The researcher demonstrated that attackers can intercept and manipulate messages during this handshake phase through man-in-the-middle attacks. Data such as the vehicle’s unique identifier (EVCCID), state of charge, and charger ID (EVSEID) is typically exchanged in plaintext or using self-signed certificates. This lack of robust encryption enables potential spoofing of MAC addresses to exploit automatic billing mechanisms, effectively allowing energy theft.
The analysis also revealed that some chargers expose internal services such as SSH over the same cable used for charging. By simulating a connected vehicle, an attacker could brute-force login credentials and potentially access or control the charger’s internal systems.

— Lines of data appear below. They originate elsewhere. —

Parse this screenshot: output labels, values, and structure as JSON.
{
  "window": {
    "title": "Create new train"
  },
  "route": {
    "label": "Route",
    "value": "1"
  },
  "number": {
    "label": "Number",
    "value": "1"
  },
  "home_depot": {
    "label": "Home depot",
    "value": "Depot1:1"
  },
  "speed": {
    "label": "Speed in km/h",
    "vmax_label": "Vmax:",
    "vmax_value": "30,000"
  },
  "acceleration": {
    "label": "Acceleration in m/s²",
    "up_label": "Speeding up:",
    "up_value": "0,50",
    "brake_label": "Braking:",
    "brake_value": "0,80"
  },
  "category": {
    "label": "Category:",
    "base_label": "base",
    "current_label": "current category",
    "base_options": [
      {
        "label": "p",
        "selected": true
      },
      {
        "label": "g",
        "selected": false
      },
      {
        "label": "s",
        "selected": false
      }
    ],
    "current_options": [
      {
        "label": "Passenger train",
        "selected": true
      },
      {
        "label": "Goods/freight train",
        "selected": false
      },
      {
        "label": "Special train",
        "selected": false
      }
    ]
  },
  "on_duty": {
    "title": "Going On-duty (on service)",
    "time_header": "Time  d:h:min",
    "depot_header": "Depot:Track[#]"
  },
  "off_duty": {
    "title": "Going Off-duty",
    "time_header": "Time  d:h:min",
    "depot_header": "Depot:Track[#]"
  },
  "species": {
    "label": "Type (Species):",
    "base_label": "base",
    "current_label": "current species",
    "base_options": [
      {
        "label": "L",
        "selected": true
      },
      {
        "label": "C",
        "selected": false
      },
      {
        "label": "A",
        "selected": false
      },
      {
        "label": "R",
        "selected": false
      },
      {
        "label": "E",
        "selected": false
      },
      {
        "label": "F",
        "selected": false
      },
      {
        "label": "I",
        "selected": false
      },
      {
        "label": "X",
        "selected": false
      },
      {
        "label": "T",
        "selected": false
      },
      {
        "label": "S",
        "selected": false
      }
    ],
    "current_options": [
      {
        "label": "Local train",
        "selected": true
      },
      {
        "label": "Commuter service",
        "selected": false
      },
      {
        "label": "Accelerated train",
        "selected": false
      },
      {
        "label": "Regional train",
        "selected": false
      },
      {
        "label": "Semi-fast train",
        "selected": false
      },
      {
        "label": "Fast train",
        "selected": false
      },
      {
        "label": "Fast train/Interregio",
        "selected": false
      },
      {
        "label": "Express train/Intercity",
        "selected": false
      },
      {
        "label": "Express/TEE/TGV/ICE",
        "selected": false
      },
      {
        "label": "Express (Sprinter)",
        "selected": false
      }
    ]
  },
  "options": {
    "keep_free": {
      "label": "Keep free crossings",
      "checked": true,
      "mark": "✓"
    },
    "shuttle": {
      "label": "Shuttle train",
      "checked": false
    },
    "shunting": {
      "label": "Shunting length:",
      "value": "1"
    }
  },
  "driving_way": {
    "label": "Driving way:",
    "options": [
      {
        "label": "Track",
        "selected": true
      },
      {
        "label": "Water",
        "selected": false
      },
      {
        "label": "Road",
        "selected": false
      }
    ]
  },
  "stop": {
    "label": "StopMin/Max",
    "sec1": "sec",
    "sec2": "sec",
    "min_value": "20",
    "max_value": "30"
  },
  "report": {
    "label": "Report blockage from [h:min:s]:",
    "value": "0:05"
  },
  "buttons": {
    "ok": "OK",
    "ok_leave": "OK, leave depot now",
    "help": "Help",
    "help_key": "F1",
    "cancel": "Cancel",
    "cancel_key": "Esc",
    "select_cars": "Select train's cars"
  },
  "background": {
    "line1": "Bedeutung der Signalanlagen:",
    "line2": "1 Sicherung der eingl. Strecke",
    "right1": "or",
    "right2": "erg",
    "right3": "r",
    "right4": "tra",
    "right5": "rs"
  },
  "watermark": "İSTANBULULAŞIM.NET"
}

At the management level, many public chargers are linked to central charging station management systems (CSMS), which handle firmware updates, transaction logs, and user authentication. The research found that two popular platforms—StEVe CSMS and CitrineOS—could be crashed remotely by malformed payloads, leading to full denial of service across the managed network.
The implications extend beyond individual vehicles. Compromising chargers at scale could lead to wider disruptions in public infrastructure, especially if such systems are integrated with local power grids. Alarmingly, many charger ports can be physically accessed without triggering alerts, and diagnostic tools for charger interfaces are widely available.
These findings underline a critical need for stronger encryption, better authentication protocols, and improved physical and network security standards in EV charging systems—especially as EV adoption accelerates globally.